Le quotidien des poètes entre donc dans leur gamme poétique : des expériences les
plus communes (l’amour, le voyage…) aux plus dures (la mort de Léopoldine, au
centre des Contemplations), en passant par des états propres aux poètes engagés
(l’exil pour Hugo) ou en marge (la prison pour Verlaine ou Apollinaire). Que les sujets
poétiques semblent « pauvres » (non héroïques, quotidiens, banals) ou qu’ils soient
devenus pauvres (parce qu’ils sont désormais des clichés, des topoï, soit des lieux trop
rabattus), les créateurs s’en emparent et en célèbrent la beauté et la « richesse ».

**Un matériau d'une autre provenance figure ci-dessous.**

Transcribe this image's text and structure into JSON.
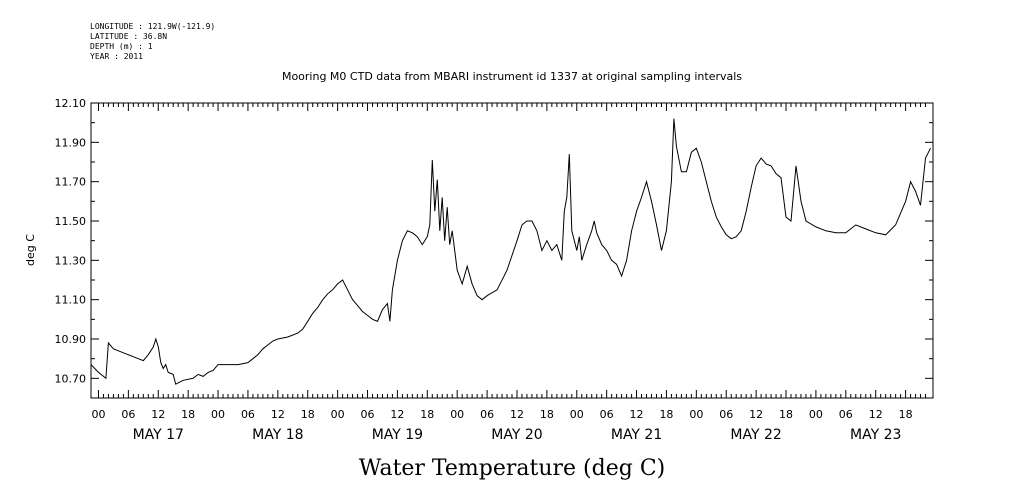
{
  "header": {
    "lines": [
      "LONGITUDE : 121.9W(-121.9)",
      "LATITUDE : 36.8N",
      "DEPTH (m) : 1",
      "YEAR : 2011"
    ]
  },
  "chart_data": {
    "type": "line",
    "title": "Mooring M0 CTD data from MBARI instrument id 1337 at original sampling intervals",
    "ylabel": "deg C",
    "xlabel": "Water Temperature (deg C)",
    "ylim": [
      10.6,
      12.1
    ],
    "x_unit": "hours since MAY 17 00:00",
    "xlim": [
      -1.5,
      167.5
    ],
    "y_ticks": [
      "10.70",
      "10.90",
      "11.10",
      "11.30",
      "11.50",
      "11.70",
      "11.90",
      "12.10"
    ],
    "x_hour_ticks": [
      "00",
      "06",
      "12",
      "18",
      "00",
      "06",
      "12",
      "18",
      "00",
      "06",
      "12",
      "18",
      "00",
      "06",
      "12",
      "18",
      "00",
      "06",
      "12",
      "18",
      "00",
      "06",
      "12",
      "18",
      "00",
      "06",
      "12",
      "18"
    ],
    "day_labels": [
      "MAY 17",
      "MAY 18",
      "MAY 19",
      "MAY 20",
      "MAY 21",
      "MAY 22",
      "MAY 23"
    ],
    "series": [
      {
        "points": [
          [
            -1.5,
            10.77
          ],
          [
            0,
            10.73
          ],
          [
            1.5,
            10.7
          ],
          [
            2,
            10.88
          ],
          [
            3,
            10.85
          ],
          [
            5,
            10.83
          ],
          [
            7,
            10.81
          ],
          [
            8,
            10.8
          ],
          [
            9,
            10.79
          ],
          [
            10,
            10.82
          ],
          [
            11,
            10.86
          ],
          [
            11.5,
            10.9
          ],
          [
            12,
            10.86
          ],
          [
            12.5,
            10.78
          ],
          [
            13,
            10.75
          ],
          [
            13.5,
            10.77
          ],
          [
            14,
            10.73
          ],
          [
            15,
            10.72
          ],
          [
            15.5,
            10.67
          ],
          [
            17,
            10.69
          ],
          [
            19,
            10.7
          ],
          [
            20,
            10.72
          ],
          [
            21,
            10.71
          ],
          [
            22,
            10.73
          ],
          [
            23,
            10.74
          ],
          [
            24,
            10.77
          ],
          [
            26,
            10.77
          ],
          [
            28,
            10.77
          ],
          [
            30,
            10.78
          ],
          [
            31,
            10.8
          ],
          [
            32,
            10.82
          ],
          [
            33,
            10.85
          ],
          [
            34,
            10.87
          ],
          [
            35,
            10.89
          ],
          [
            36,
            10.9
          ],
          [
            38,
            10.91
          ],
          [
            40,
            10.93
          ],
          [
            41,
            10.95
          ],
          [
            42,
            10.99
          ],
          [
            43,
            11.03
          ],
          [
            44,
            11.06
          ],
          [
            45,
            11.1
          ],
          [
            46,
            11.13
          ],
          [
            47,
            11.15
          ],
          [
            48,
            11.18
          ],
          [
            49,
            11.2
          ],
          [
            50,
            11.15
          ],
          [
            51,
            11.1
          ],
          [
            52,
            11.07
          ],
          [
            53,
            11.04
          ],
          [
            54,
            11.02
          ],
          [
            55,
            11.0
          ],
          [
            56,
            10.99
          ],
          [
            57,
            11.05
          ],
          [
            58,
            11.08
          ],
          [
            58.5,
            10.99
          ],
          [
            59,
            11.15
          ],
          [
            60,
            11.3
          ],
          [
            61,
            11.4
          ],
          [
            62,
            11.45
          ],
          [
            63,
            11.44
          ],
          [
            64,
            11.42
          ],
          [
            65,
            11.38
          ],
          [
            66,
            11.42
          ],
          [
            66.5,
            11.48
          ],
          [
            67,
            11.81
          ],
          [
            67.5,
            11.55
          ],
          [
            68,
            11.71
          ],
          [
            68.5,
            11.45
          ],
          [
            69,
            11.62
          ],
          [
            69.5,
            11.4
          ],
          [
            70,
            11.57
          ],
          [
            70.5,
            11.38
          ],
          [
            71,
            11.45
          ],
          [
            72,
            11.25
          ],
          [
            73,
            11.18
          ],
          [
            74,
            11.27
          ],
          [
            75,
            11.18
          ],
          [
            76,
            11.12
          ],
          [
            77,
            11.1
          ],
          [
            78,
            11.12
          ],
          [
            80,
            11.15
          ],
          [
            82,
            11.25
          ],
          [
            84,
            11.4
          ],
          [
            85,
            11.48
          ],
          [
            86,
            11.5
          ],
          [
            87,
            11.5
          ],
          [
            88,
            11.45
          ],
          [
            89,
            11.35
          ],
          [
            90,
            11.4
          ],
          [
            91,
            11.35
          ],
          [
            92,
            11.38
          ],
          [
            93,
            11.3
          ],
          [
            93.5,
            11.55
          ],
          [
            94,
            11.62
          ],
          [
            94.5,
            11.84
          ],
          [
            95,
            11.45
          ],
          [
            96,
            11.35
          ],
          [
            96.5,
            11.42
          ],
          [
            97,
            11.3
          ],
          [
            98,
            11.38
          ],
          [
            99,
            11.45
          ],
          [
            99.5,
            11.5
          ],
          [
            100,
            11.44
          ],
          [
            101,
            11.38
          ],
          [
            102,
            11.35
          ],
          [
            103,
            11.3
          ],
          [
            104,
            11.28
          ],
          [
            105,
            11.22
          ],
          [
            106,
            11.3
          ],
          [
            107,
            11.45
          ],
          [
            108,
            11.55
          ],
          [
            109,
            11.62
          ],
          [
            110,
            11.7
          ],
          [
            111,
            11.6
          ],
          [
            112,
            11.48
          ],
          [
            113,
            11.35
          ],
          [
            114,
            11.45
          ],
          [
            115,
            11.7
          ],
          [
            115.5,
            12.02
          ],
          [
            116,
            11.88
          ],
          [
            117,
            11.75
          ],
          [
            118,
            11.75
          ],
          [
            119,
            11.85
          ],
          [
            120,
            11.87
          ],
          [
            121,
            11.8
          ],
          [
            122,
            11.7
          ],
          [
            123,
            11.6
          ],
          [
            124,
            11.52
          ],
          [
            125,
            11.47
          ],
          [
            126,
            11.43
          ],
          [
            127,
            11.41
          ],
          [
            128,
            11.42
          ],
          [
            129,
            11.45
          ],
          [
            130,
            11.55
          ],
          [
            131,
            11.67
          ],
          [
            132,
            11.78
          ],
          [
            133,
            11.82
          ],
          [
            134,
            11.79
          ],
          [
            135,
            11.78
          ],
          [
            136,
            11.74
          ],
          [
            137,
            11.72
          ],
          [
            138,
            11.52
          ],
          [
            139,
            11.5
          ],
          [
            140,
            11.78
          ],
          [
            141,
            11.6
          ],
          [
            142,
            11.5
          ],
          [
            144,
            11.47
          ],
          [
            146,
            11.45
          ],
          [
            148,
            11.44
          ],
          [
            150,
            11.44
          ],
          [
            152,
            11.48
          ],
          [
            154,
            11.46
          ],
          [
            156,
            11.44
          ],
          [
            158,
            11.43
          ],
          [
            160,
            11.48
          ],
          [
            162,
            11.6
          ],
          [
            163,
            11.7
          ],
          [
            164,
            11.65
          ],
          [
            165,
            11.58
          ],
          [
            166,
            11.82
          ],
          [
            167,
            11.87
          ]
        ]
      }
    ]
  }
}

Baudelaire dans Les Fleurs du mal, et plus particulièrement dans des textes comme
La Muse malade ou J’aime le souvenir de ses époques nues, oppose l’époque moderne,
malade et pauvre, à une Antiquité riche et pleine de santé. En somme la modernité poé-
tique serait associée à la reconnaissance esthétique d’un quotidien pauvre et malade.
On le voit en particulier dans l’évolution d’un Baudelaire dans la définition de sa beauté,
depuis La Beauté, sonnet régulier et parnassien qui célèbre une beauté de marbre et de
pierre, à L’Hymne à la beauté, poème irrégulier et singulier qui énonce une modernité
du beau, celui des Fleurs du mal. Zone, poème d’ouverture d’Alcools est, dès son titre,
est reconnaissance de ces lieux poétiques nouveaux :

« Tu lis les prospectus les catalogues les affiches qui chantent tout haut
Voilà la poésie ce matin et pour la prose il y a les journaux
Il y a les livraisons à 25 centimes pleines d’aventures policières
Portraits des grands hommes et mille titres divers
J’ai vu ce matin une jolie rue dont j’ai oublié le nom
Neuve et propre du soleil elle était le clairon
Les directeurs les ouvriers et les belles sténo-dactylographes
Du lundi matin au samedi soir quatre fois par jour y passent
Le matin par trois fois la sirène y gémit
Une cloche rageuse y aboie vers midi
Les inscriptions des enseignes et des murailles
Les plaques les avis à la façon des perroquets criaillent
J’aime la grâce de cette rue industrielle
Située à Paris entre la rue Aumont-Thiéville et l’avenue des Ternes »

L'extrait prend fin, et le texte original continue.